Both Republican congressmen may be opposed to the kind of reform that House Democrats call for. But Gallegly seems inclined to take a more reasoned approach. Especially if Democrats can explain the economic advantages to reform. And there are many.
Immigration brings formidable fiscal implications. Keeping immigrants here or sending them home can save or cost taxpayers dearly. Just count the ways that reform, which puts undocumented immigrants on the path to legalization, could foot our country's finances.
First, any deportation plan for undocumented immigrants would cost our country's gross domestic product a whopping $2.6 trillion over the next 10 years, according to a study by Raul Hinojosa-Ojeda, a professor at the University of California, Los Angeles.

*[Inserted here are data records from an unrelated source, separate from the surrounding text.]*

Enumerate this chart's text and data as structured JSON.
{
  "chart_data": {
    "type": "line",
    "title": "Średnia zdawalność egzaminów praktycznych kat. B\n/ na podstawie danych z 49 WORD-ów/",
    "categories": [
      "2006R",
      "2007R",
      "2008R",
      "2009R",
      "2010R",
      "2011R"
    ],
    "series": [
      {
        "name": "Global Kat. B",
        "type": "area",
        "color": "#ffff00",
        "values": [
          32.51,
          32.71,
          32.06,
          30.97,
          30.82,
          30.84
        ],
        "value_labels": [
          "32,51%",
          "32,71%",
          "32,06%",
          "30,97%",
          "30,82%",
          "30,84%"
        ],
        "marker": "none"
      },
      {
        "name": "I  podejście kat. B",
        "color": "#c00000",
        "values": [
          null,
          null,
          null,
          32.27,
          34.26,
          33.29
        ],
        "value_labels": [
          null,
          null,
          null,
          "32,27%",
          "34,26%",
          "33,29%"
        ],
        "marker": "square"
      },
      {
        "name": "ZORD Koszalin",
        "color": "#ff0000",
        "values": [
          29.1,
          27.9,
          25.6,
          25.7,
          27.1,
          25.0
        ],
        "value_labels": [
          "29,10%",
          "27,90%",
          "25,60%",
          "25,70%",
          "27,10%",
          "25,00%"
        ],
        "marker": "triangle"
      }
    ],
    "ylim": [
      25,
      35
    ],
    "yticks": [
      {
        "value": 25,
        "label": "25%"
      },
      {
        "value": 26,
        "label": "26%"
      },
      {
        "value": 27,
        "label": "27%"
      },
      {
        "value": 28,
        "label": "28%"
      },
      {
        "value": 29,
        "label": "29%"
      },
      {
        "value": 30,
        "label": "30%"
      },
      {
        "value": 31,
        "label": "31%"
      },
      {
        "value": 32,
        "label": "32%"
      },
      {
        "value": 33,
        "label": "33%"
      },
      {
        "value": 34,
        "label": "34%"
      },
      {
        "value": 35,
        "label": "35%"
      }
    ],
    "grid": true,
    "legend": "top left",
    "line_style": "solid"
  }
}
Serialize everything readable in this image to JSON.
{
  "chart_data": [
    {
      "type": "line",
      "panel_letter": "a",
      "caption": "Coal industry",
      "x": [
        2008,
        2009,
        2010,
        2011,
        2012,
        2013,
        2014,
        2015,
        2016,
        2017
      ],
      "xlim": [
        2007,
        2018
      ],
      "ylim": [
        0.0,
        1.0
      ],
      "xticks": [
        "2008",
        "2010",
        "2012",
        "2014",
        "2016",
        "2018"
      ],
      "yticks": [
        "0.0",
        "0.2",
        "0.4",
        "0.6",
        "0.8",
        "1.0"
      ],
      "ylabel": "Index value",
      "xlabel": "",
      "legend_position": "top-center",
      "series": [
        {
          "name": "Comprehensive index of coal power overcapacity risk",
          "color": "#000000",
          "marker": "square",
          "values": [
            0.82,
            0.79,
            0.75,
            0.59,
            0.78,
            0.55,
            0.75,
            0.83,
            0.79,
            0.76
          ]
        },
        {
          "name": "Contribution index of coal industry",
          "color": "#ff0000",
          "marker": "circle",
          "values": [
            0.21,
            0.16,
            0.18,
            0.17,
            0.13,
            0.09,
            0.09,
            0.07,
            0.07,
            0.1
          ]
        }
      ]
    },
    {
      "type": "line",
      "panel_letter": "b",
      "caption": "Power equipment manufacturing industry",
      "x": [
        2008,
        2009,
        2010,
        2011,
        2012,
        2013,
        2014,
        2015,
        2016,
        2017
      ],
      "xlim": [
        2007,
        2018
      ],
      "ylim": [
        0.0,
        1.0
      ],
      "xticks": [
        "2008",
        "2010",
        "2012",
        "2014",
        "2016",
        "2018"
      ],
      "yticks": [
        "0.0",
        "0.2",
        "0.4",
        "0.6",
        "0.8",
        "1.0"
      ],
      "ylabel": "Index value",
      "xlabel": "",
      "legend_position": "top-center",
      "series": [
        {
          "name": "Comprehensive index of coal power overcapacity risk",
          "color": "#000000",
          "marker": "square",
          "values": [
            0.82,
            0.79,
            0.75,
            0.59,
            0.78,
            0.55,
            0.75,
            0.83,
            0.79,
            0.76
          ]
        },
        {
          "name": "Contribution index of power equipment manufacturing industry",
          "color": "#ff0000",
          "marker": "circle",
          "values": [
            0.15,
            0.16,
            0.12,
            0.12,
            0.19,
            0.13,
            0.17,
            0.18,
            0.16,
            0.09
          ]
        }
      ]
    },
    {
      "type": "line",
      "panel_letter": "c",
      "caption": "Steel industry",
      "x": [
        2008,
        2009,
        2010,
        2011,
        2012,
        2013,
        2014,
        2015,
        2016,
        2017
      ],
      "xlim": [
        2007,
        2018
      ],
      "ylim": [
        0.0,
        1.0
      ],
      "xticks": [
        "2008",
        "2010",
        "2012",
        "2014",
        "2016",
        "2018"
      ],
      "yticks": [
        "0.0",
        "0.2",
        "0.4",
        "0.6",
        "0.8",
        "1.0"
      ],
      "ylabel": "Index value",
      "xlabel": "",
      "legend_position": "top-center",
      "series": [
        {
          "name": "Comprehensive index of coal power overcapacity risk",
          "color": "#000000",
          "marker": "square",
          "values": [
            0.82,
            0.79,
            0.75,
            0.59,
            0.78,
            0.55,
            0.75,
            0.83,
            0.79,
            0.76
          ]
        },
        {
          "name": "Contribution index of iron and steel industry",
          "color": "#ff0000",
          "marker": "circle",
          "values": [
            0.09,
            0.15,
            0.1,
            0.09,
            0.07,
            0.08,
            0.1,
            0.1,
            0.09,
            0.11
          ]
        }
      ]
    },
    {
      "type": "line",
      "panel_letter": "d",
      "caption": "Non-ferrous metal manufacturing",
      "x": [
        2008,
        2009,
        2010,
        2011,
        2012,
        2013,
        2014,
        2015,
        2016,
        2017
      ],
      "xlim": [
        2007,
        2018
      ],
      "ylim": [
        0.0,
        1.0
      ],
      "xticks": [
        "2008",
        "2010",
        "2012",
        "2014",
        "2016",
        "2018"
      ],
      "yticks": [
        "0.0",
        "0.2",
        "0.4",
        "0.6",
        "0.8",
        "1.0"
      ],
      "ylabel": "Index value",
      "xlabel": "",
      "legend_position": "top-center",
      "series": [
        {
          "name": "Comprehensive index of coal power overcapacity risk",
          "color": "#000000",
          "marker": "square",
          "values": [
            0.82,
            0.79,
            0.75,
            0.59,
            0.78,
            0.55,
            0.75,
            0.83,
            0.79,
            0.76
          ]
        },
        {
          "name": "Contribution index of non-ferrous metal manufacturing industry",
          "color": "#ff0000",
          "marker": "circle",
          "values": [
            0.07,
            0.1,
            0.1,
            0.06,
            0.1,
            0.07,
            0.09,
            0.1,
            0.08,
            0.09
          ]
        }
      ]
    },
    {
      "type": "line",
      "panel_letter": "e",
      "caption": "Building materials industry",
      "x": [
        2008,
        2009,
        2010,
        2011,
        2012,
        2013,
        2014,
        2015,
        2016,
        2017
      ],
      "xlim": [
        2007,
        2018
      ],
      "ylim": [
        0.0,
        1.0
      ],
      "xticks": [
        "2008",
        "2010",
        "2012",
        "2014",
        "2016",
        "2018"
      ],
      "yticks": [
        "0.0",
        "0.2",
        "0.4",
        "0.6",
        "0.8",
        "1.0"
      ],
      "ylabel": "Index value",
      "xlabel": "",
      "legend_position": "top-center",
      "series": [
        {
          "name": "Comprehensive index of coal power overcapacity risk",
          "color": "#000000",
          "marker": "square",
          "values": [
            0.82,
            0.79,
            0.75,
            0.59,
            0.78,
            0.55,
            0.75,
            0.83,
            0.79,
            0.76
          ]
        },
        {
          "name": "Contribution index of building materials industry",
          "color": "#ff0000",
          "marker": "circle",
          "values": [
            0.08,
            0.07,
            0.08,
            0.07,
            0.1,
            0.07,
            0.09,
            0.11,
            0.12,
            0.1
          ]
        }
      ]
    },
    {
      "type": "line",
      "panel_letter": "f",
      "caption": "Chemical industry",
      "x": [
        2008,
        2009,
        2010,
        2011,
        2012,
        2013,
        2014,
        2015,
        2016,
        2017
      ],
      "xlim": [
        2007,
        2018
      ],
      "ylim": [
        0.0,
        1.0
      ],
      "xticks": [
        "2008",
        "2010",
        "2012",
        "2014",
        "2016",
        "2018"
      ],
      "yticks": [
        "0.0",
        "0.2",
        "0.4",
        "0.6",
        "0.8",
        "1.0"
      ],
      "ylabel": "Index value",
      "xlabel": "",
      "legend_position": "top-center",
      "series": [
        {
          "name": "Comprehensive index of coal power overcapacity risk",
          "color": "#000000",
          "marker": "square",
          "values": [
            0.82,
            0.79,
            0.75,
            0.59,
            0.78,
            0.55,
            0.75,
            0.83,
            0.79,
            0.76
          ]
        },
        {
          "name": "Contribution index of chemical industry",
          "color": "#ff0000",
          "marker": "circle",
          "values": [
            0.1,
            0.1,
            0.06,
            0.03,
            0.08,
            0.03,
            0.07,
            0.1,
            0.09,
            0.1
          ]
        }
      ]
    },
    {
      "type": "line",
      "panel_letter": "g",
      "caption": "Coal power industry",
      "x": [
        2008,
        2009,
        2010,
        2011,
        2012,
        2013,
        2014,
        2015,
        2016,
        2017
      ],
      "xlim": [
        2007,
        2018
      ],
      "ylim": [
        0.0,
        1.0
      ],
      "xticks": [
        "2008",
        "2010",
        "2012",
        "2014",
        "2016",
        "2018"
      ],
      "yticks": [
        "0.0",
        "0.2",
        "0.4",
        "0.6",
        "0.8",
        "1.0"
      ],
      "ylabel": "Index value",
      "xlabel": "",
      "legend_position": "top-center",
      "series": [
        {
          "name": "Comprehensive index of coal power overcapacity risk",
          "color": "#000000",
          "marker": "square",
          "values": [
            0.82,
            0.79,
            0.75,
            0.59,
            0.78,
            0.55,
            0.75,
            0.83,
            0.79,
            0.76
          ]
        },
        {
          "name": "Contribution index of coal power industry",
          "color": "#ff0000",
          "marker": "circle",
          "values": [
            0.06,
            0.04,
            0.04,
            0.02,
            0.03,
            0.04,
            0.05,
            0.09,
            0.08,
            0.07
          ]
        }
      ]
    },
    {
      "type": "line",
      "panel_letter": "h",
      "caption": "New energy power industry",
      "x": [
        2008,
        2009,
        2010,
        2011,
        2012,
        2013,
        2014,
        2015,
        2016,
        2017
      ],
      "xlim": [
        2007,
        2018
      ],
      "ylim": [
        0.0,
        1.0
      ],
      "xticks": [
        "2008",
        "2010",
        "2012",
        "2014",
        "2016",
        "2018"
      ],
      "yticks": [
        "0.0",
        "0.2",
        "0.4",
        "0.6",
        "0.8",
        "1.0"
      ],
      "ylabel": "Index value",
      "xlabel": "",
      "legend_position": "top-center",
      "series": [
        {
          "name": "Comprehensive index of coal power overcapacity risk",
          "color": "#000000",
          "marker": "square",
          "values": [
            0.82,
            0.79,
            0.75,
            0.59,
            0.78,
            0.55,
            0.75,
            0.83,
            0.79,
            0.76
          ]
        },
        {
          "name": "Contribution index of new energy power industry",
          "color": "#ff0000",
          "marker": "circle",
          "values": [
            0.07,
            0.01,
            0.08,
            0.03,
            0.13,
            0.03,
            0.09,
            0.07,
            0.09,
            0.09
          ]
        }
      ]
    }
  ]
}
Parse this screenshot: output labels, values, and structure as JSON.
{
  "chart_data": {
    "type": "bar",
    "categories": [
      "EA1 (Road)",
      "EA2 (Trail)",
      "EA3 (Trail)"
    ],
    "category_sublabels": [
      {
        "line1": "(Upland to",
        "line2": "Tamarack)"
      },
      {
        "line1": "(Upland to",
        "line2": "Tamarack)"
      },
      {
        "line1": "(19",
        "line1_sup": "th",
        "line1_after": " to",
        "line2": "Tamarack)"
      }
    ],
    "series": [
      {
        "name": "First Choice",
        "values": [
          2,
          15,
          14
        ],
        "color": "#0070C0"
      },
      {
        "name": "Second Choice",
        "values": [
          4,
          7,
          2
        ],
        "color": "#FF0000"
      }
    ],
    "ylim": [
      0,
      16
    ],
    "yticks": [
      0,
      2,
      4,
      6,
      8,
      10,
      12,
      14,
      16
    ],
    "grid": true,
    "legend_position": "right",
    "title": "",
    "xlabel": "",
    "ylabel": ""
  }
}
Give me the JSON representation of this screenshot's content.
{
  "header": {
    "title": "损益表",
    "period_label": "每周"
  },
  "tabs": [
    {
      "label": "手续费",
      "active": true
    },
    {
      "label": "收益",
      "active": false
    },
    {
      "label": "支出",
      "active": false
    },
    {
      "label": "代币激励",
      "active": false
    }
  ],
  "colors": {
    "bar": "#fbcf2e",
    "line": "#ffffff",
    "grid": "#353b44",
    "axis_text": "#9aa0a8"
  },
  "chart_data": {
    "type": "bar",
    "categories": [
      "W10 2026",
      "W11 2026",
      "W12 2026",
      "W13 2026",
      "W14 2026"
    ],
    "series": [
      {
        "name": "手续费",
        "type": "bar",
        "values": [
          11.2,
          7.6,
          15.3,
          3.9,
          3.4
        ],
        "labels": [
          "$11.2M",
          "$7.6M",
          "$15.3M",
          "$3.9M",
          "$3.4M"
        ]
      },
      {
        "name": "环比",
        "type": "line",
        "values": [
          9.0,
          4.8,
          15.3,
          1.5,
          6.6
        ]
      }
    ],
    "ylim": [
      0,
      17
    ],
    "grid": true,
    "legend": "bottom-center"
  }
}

Conversely, if we embrace comprehensive immigration reform, we could add $1.5 trillion to the U.S. GDP over the next 10 years. The economy could also benefit from a temporary worker program, Hinojosa-Ojeda projected,by raising GDP by $792 billion.
Second, immigrants who become U.S. citizens consistently pursue higher-paying jobs and higher education, spend more and provide higher tax revenue. Just imagine what 12 million newly documented Americans could do for the economy.
The legalization process also brings economic benefits -- like the retention of remittances. Workers send substantial portions of their salary to family members abroad, but reform could reunite families separated by our immigration system and keep monies in the U.S.
For example, total U.S. remittances to Latin America was almost $46 billion in 2008. Of that, Mexico received almost $24 billion. Reducing remittances offers obvious cash infusion for our economy, since billions of dollars now sent overseas would be spent instead on U.S. businesses -- creating jobs and helping to revive our economy.
Third, by giving 2.1 million American students the opportunity to pursue higher education or military service, our government could collect $3.6 trillion over the next 40 years. The DREAM Act, which failed in the Senate in December but remains a bipartisan effort, offers a conditional six-year path to permanent, legal U.S. residence for immigrant youth who demonstrate good moral character and complete at least two years of higher education or U.S. military service.
Without the DREAM Act, about 65,000 students a year -- honor-roll scholars, star athletes, talented artists and aspiring teachers -- will graduate high school and then hit a roadblock. Instead of upward mobility and higher education, they will be forced to live in the shadows and work low-paying jobs.
Fourth, the Reuniting Families Act, which I plan to reintroduce this Congress, would allow all Americans to be reunited with their families -- including gay, lesbian, bisexual and transgender "permanent partners."
The economic benefits of this policy cannot be overstated. American workers, with their families by their side, are happier, healthier and more able to succeed than those living apart from loved ones for years on end. By pooling resources, families can do together what they can't do alone -- start small businesses, provide care for the young and old, create U.S. jobs and contribute more to this country's welfare.
Healthier communities have more expendable income and place a lower burden on government social services. This correlation is well substantiated -- but it is up to us to make it a reality.
We understand that during tough economic times, the natural reaction is to close borders and look inward. Yet the irony of an anti-immigration sentiment, which fears job losses for Americans if more workers enter the U.S., is that it is fiscally prudent to legalize, insure, employ, reunite and educate our immigrants than to keep families apart.
This is a time when we must use every available resource to stimulate our economy and control government spending. To my fiscally conservative Republican colleagues, the onus is on you. Left to future Congresses, the number of undocumented immigrants will only increase and the visa waits will only get longer. Meanwhile, we will lose an opportunity to do what's economically right.
The fiscal case is clear: reform now.